Wie der Name schon suggeriert, handelt es sich bei Inflation um "Aufgeblähtheit" (vom englischen "inflated"), um eine Entkopplung des Geldwerts (oder Preises) von einem sogenannten fundamentalen Wert. "Zu viel Geld für zu wenige Güter", also Geld verliert seine Kaufkraft und wird weniger wert. Das allgemeine Preisniveau steigt. Das ist die Definition von Inflation und wovor uns allen seit Monaten angst und bange ist, die aber selbst für Zentralbanken Fragen aufwirft. Das ist auch ein rein theoretisches Konzept, das auf der Annahme (Scharnierthese!) basiert, dass Geld primär ein Tauschmittel ist, das den Wert von Gütern und Dienstleistungen nur abbildet.

Dabei kann Geld weit mehr als das, wie die Geldtheoretikerin Christine Desan von der Harvard-Universität gezeigt hat: Geld koordiniert Arbeit und gesellschaftliche Reproduktion; Geld schafft selbst den Marktwert, den es misst. Geld ist – wie das Gesetz – ein öffentlich-rechtliches Instrumentarium, um zu steuern und zu regieren. Das ist die Scharnierthese für Preisstabilität, auf die wir uns neu einlassen müssen.

"Die spanischen und französischen Regierungen arbeiten schon mit der neuen Scharnierthese, während unsere sich noch auf Geldentwertung herausredet."

Diese Scharnierthese impliziert, dass der Wert des Geldes weniger "am Markt" oder in einem allgemeinen Preisniveau zu finden ist als in politischen Institutionen und Regierungsentscheidungen. Preise in bestimmten Bereichen (oder Märkten) entwickeln sich unterschiedlich und mit unterschiedlichen Ursachen, die maßgeschneiderte Lösungen brauchen. Mit unserer neuen Scharnierthese ausgestattet, können wir daher ein ganz anderes Theoriegerüst aufbauen: Was wir hier beobachten in Österreich, in der Eurozone im März 2023 insgesamt, ist etwas anderes als "Inflation". Wir befinden uns mitten in einer Energiekrise, und in einer Wohnkostenkrise, die auch in Zusammenhang mit der Klimakrise stehen. Die dabei wichtige Erkenntnis ist, dass Mittel jenseits von Sparpolitik und Zinserhöhungen notwendig sind, um diese Krisen zu bekämpfen.
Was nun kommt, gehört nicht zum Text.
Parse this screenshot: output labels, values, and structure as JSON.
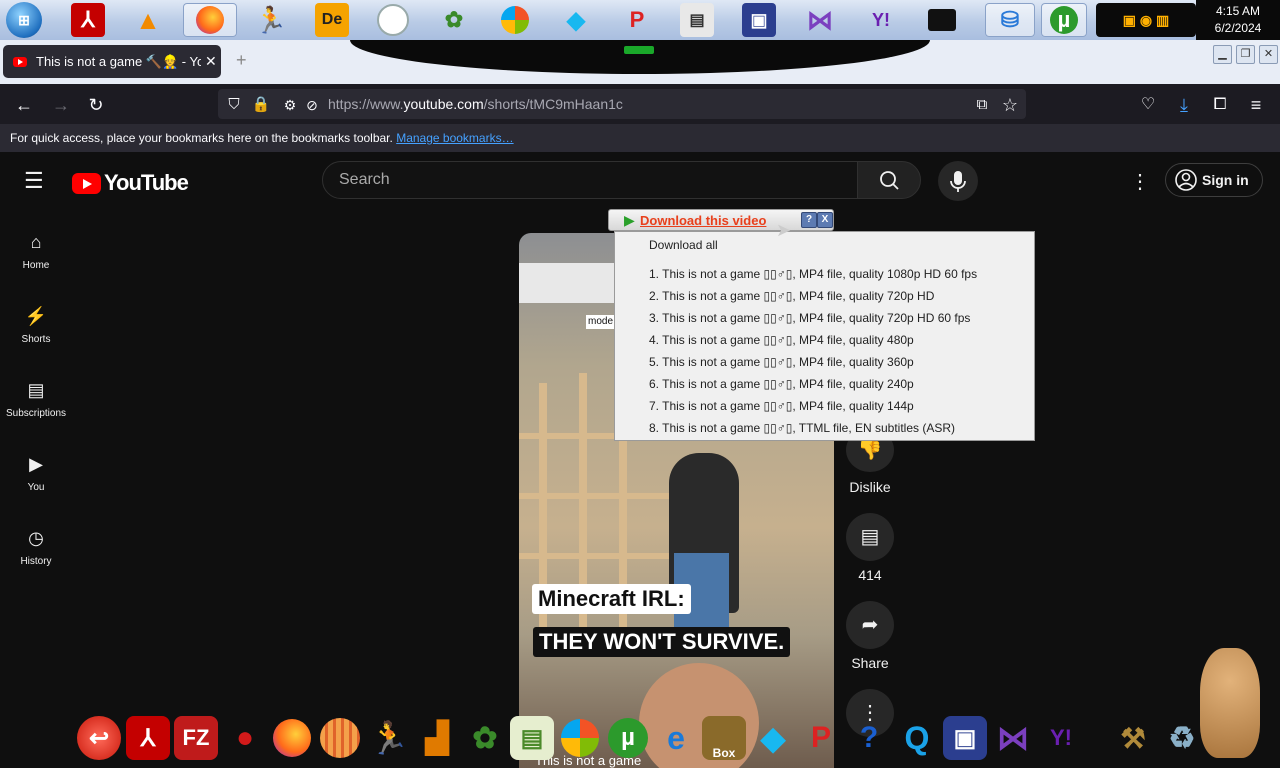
{
  "taskbar": {
    "clock_time": "4:15 AM",
    "clock_date": "6/2/2024",
    "icons": [
      "windows-start-icon",
      "acrobat-icon",
      "vlc-icon",
      "firefox-icon",
      "aim-icon",
      "de-icon",
      "clock-icon",
      "plant-icon",
      "windows-logo-icon",
      "diamond-icon",
      "pidgin-icon",
      "remote-desktop-icon",
      "vmware-icon",
      "visual-studio-icon",
      "yahoo-messenger-icon",
      "black-box-icon",
      "network-icon",
      "utorrent-icon"
    ]
  },
  "browser": {
    "tab_title": "This is not a game 🔨👷 - YouTu",
    "url_prefix": "https://www.",
    "url_host": "youtube.com",
    "url_path": "/shorts/tMC9mHaan1c",
    "bookmarks_text": "For quick access, place your bookmarks here on the bookmarks toolbar.",
    "bookmarks_link": "Manage bookmarks…"
  },
  "youtube": {
    "logo_text": "YouTube",
    "search_placeholder": "Search",
    "sign_in": "Sign in",
    "sidebar": [
      {
        "label": "Home",
        "icon": "home-icon"
      },
      {
        "label": "Shorts",
        "icon": "shorts-icon"
      },
      {
        "label": "Subscriptions",
        "icon": "subscriptions-icon"
      },
      {
        "label": "You",
        "icon": "you-icon"
      },
      {
        "label": "History",
        "icon": "history-icon"
      }
    ],
    "video": {
      "caption1": "Minecraft IRL:",
      "caption2": "THEY WON'T SURVIVE.",
      "overlay_text": "mode won't",
      "bottom_title": "This is not a game"
    },
    "actions": {
      "dislike": "Dislike",
      "comments": "414",
      "share": "Share"
    }
  },
  "download_popup": {
    "title": "Download this video",
    "help": "?",
    "close": "X",
    "download_all": "Download all",
    "items": [
      "1.  This is not a game ▯▯♂▯,  MP4 file, quality 1080p HD 60 fps",
      "2.  This is not a game ▯▯♂▯,  MP4 file, quality 720p HD",
      "3.  This is not a game ▯▯♂▯,  MP4 file, quality 720p HD 60 fps",
      "4.  This is not a game ▯▯♂▯,  MP4 file, quality 480p",
      "5.  This is not a game ▯▯♂▯,  MP4 file, quality 360p",
      "6.  This is not a game ▯▯♂▯,  MP4 file, quality 240p",
      "7.  This is not a game ▯▯♂▯,  MP4 file, quality 144p",
      "8.  This is not a game ▯▯♂▯,  TTML file, EN subtitles (ASR)"
    ]
  },
  "dock": {
    "box_label": "Box",
    "icons": [
      "reply-icon",
      "acrobat-icon",
      "filezilla-icon",
      "red-creature-icon",
      "firefox-icon",
      "opera-icon",
      "aim-icon",
      "zip-icon",
      "plant-icon",
      "notes-icon",
      "windows-logo-icon",
      "utorrent-icon",
      "ie-icon",
      "box-icon",
      "diamond-icon",
      "pidgin-icon",
      "help-icon",
      "quicktime-icon",
      "vmware-icon",
      "visual-studio-icon",
      "yahoo-messenger-icon",
      "tools-icon",
      "recycle-bin-icon",
      "hamster-icon"
    ]
  }
}
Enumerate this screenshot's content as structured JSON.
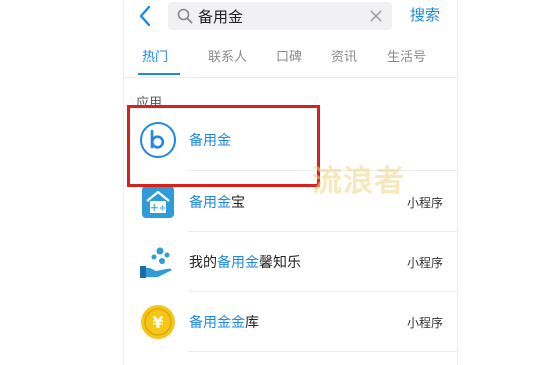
{
  "search": {
    "query": "备用金",
    "button_label": "搜索"
  },
  "tabs": [
    {
      "label": "热门",
      "active": true
    },
    {
      "label": "联系人",
      "active": false
    },
    {
      "label": "口碑",
      "active": false
    },
    {
      "label": "资讯",
      "active": false
    },
    {
      "label": "生活号",
      "active": false
    }
  ],
  "section": {
    "title": "应用"
  },
  "results": [
    {
      "icon": "beiyongjin-logo-icon",
      "highlight": "备用金",
      "prefix": "",
      "suffix": "",
      "tag": ""
    },
    {
      "icon": "house-calculator-icon",
      "highlight": "备用金",
      "prefix": "",
      "suffix": "宝",
      "tag": "小程序"
    },
    {
      "icon": "coins-hand-icon",
      "highlight": "备用金",
      "prefix": "我的",
      "suffix": "馨知乐",
      "tag": "小程序"
    },
    {
      "icon": "yuan-coin-icon",
      "highlight": "备用金金",
      "prefix": "",
      "suffix": "库",
      "tag": "小程序"
    }
  ],
  "watermark": "流浪者",
  "colors": {
    "accent": "#1e88e5",
    "highlight_box": "#d9201e",
    "watermark": "#eed680"
  }
}
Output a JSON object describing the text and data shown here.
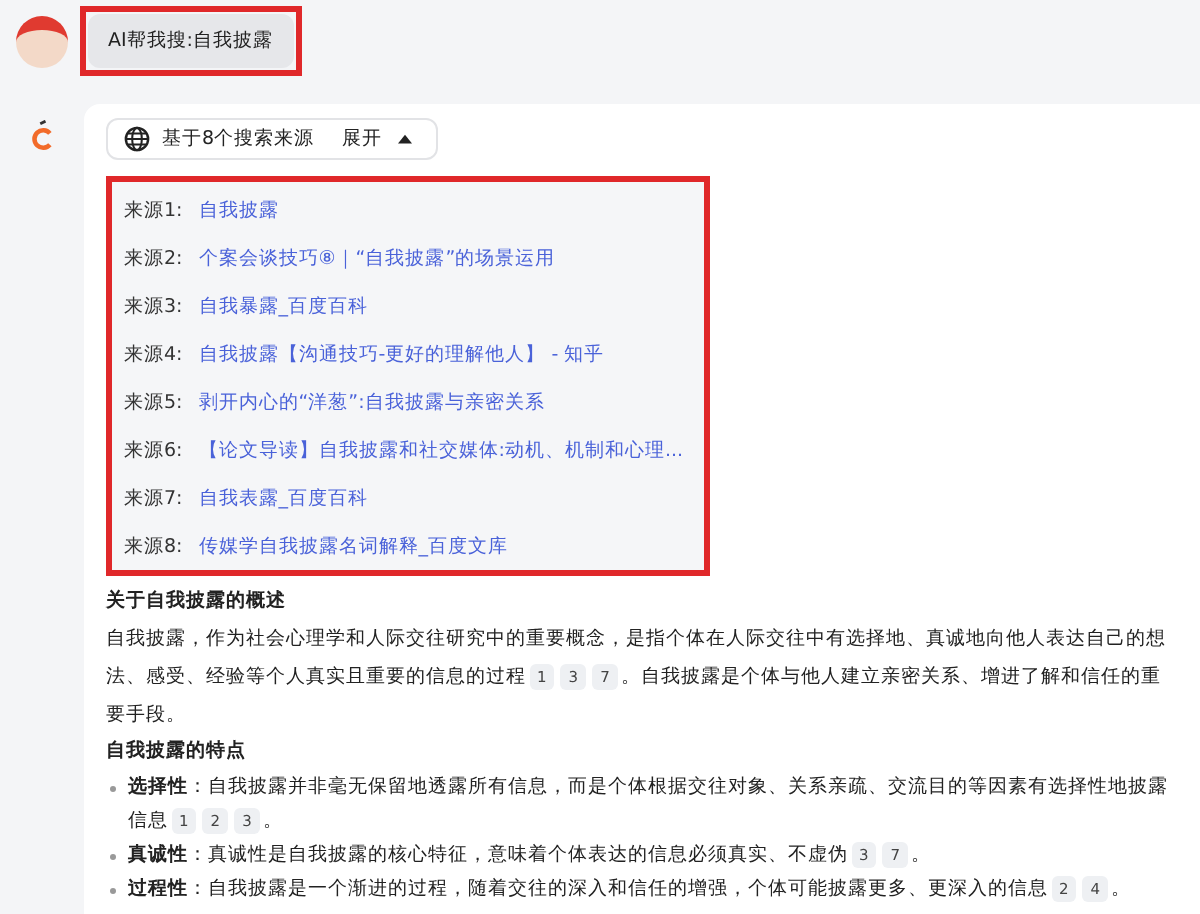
{
  "query": {
    "text": "AI帮我搜:自我披露"
  },
  "sources_toggle": {
    "summary": "基于8个搜索来源",
    "action": "展开",
    "expanded": true
  },
  "sources": [
    {
      "label": "来源1:",
      "title": "自我披露"
    },
    {
      "label": "来源2:",
      "title": "个案会谈技巧⑧｜“自我披露”的场景运用"
    },
    {
      "label": "来源3:",
      "title": "自我暴露_百度百科"
    },
    {
      "label": "来源4:",
      "title": "自我披露【沟通技巧-更好的理解他人】 - 知乎"
    },
    {
      "label": "来源5:",
      "title": "剥开内心的“洋葱”:自我披露与亲密关系"
    },
    {
      "label": "来源6:",
      "title": "【论文导读】自我披露和社交媒体:动机、机制和心理..."
    },
    {
      "label": "来源7:",
      "title": "自我表露_百度百科"
    },
    {
      "label": "来源8:",
      "title": "传媒学自我披露名词解释_百度文库"
    }
  ],
  "answer": [
    {
      "kind": "heading",
      "text": "关于自我披露的概述"
    },
    {
      "kind": "paragraph",
      "text": "自我披露，作为社会心理学和人际交往研究中的重要概念，是指个体在人际交往中有选择地、真诚地向他人表达自己的想法、感受、经验等个人真实且重要的信息的过程",
      "cites": [
        "1",
        "3",
        "7"
      ],
      "tail": "。自我披露是个体与他人建立亲密关系、增进了解和信任的重要手段。"
    },
    {
      "kind": "heading",
      "text": "自我披露的特点"
    },
    {
      "kind": "bullet",
      "text": "**选择性**：自我披露并非毫无保留地透露所有信息，而是个体根据交往对象、关系亲疏、交流目的等因素有选择性地披露信息",
      "cites": [
        "1",
        "2",
        "3"
      ],
      "tail": "。"
    },
    {
      "kind": "bullet",
      "text": "**真诚性**：真诚性是自我披露的核心特征，意味着个体表达的信息必须真实、不虚伪",
      "cites": [
        "3",
        "7"
      ],
      "tail": "。"
    },
    {
      "kind": "bullet",
      "text": "**过程性**：自我披露是一个渐进的过程，随着交往的深入和信任的增强，个体可能披露更多、更深入的信息",
      "cites": [
        "2",
        "4"
      ],
      "tail": "。"
    }
  ]
}
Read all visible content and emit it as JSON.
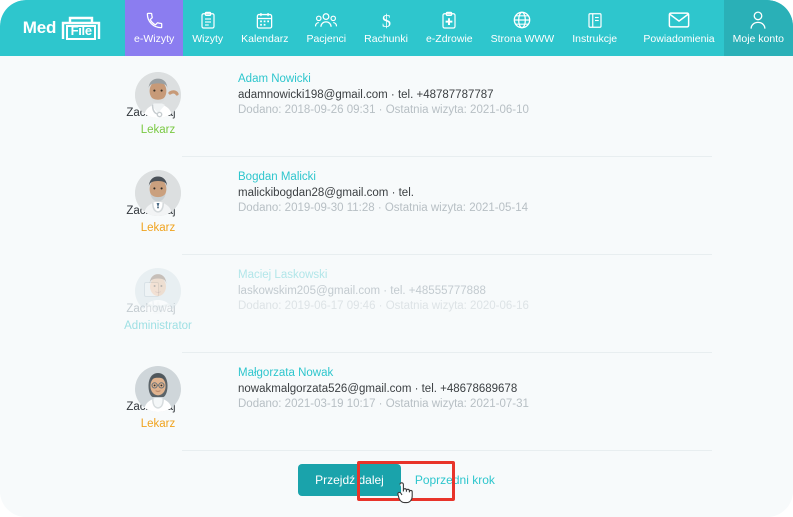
{
  "header": {
    "logo": {
      "med": "Med",
      "file": "File"
    },
    "nav_left": [
      {
        "label": "e-Wizyty",
        "icon": "phone-icon",
        "state": "active-purple"
      },
      {
        "label": "Wizyty",
        "icon": "clipboard-icon",
        "state": ""
      },
      {
        "label": "Kalendarz",
        "icon": "calendar-icon",
        "state": ""
      },
      {
        "label": "Pacjenci",
        "icon": "people-icon",
        "state": ""
      },
      {
        "label": "Rachunki",
        "icon": "dollar-icon",
        "state": ""
      },
      {
        "label": "e-Zdrowie",
        "icon": "medical-clipboard-icon",
        "state": ""
      },
      {
        "label": "Strona WWW",
        "icon": "globe-icon",
        "state": ""
      },
      {
        "label": "Instrukcje",
        "icon": "book-icon",
        "state": ""
      }
    ],
    "nav_right": [
      {
        "label": "Powiadomienia",
        "icon": "envelope-icon",
        "state": ""
      },
      {
        "label": "Moje konto",
        "icon": "user-icon",
        "state": "active-teal"
      }
    ]
  },
  "rows": [
    {
      "checked": true,
      "check_label": "Zachowaj",
      "role": "Lekarz",
      "role_color": "#7ac943",
      "name": "Adam Nowicki",
      "contact": "adamnowicki198@gmail.com · tel. +48787787787",
      "meta": "Dodano: 2018-09-26 09:31 · Ostatnia wizyta: 2021-06-10",
      "avatar": "doctor-grey-hair-avatar"
    },
    {
      "checked": true,
      "check_label": "Zachowaj",
      "role": "Lekarz",
      "role_color": "#f0a31e",
      "name": "Bogdan Malicki",
      "contact": "malickibogdan28@gmail.com · tel.",
      "meta": "Dodano: 2019-09-30 11:28 · Ostatnia wizyta: 2021-05-14",
      "avatar": "doctor-beard-avatar"
    },
    {
      "checked": false,
      "check_label": "Zachowaj",
      "role": "Administrator",
      "role_color": "#9fe0e4",
      "name": "Maciej Laskowski",
      "contact": "laskowskim205@gmail.com · tel. +48555777888",
      "meta": "Dodano: 2019-06-17 09:46 · Ostatnia wizyta: 2020-06-16",
      "avatar": "doctor-young-avatar"
    },
    {
      "checked": true,
      "check_label": "Zachowaj",
      "role": "Lekarz",
      "role_color": "#f0a31e",
      "name": "Małgorzata Nowak",
      "contact": "nowakmalgorzata526@gmail.com · tel. +48678689678",
      "meta": "Dodano: 2021-03-19 10:17 · Ostatnia wizyta: 2021-07-31",
      "avatar": "doctor-woman-avatar"
    }
  ],
  "footer": {
    "primary_label": "Przejdź dalej",
    "link_label": "Poprzedni krok"
  },
  "colors": {
    "header_bg": "#2ec6cd",
    "header_active": "#2ab0b7",
    "nav_highlight": "#8b7df0",
    "primary_button": "#1aa3ab",
    "link": "#2ec6cd",
    "checkbox": "#1877f2",
    "annotation": "#e8342a",
    "page_bg": "#f7fafb"
  }
}
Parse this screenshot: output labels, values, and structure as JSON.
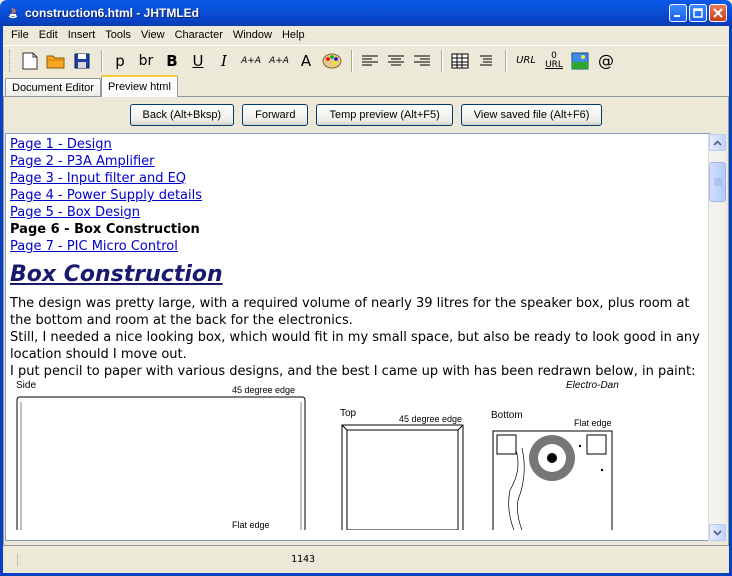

Preisstabilität ist eine Frage von Preissetzung und gesellschaftlich-politischen Prioritäten. Wenn Grundbedürfnisse in Österreich teurer werden, ist das nicht nur hausgemacht, es ist – wie Wittgenstein es vielleicht nennen würde – kontingent, also voller Alternativen; denn Preissetzung entsteht durch die Entscheidungen politischer und wirtschaftlicher Akteurinnen und Akteure und ist keineswegs eine inflationäre Welle, die uns überrollt wie eine Naturkatastrophe.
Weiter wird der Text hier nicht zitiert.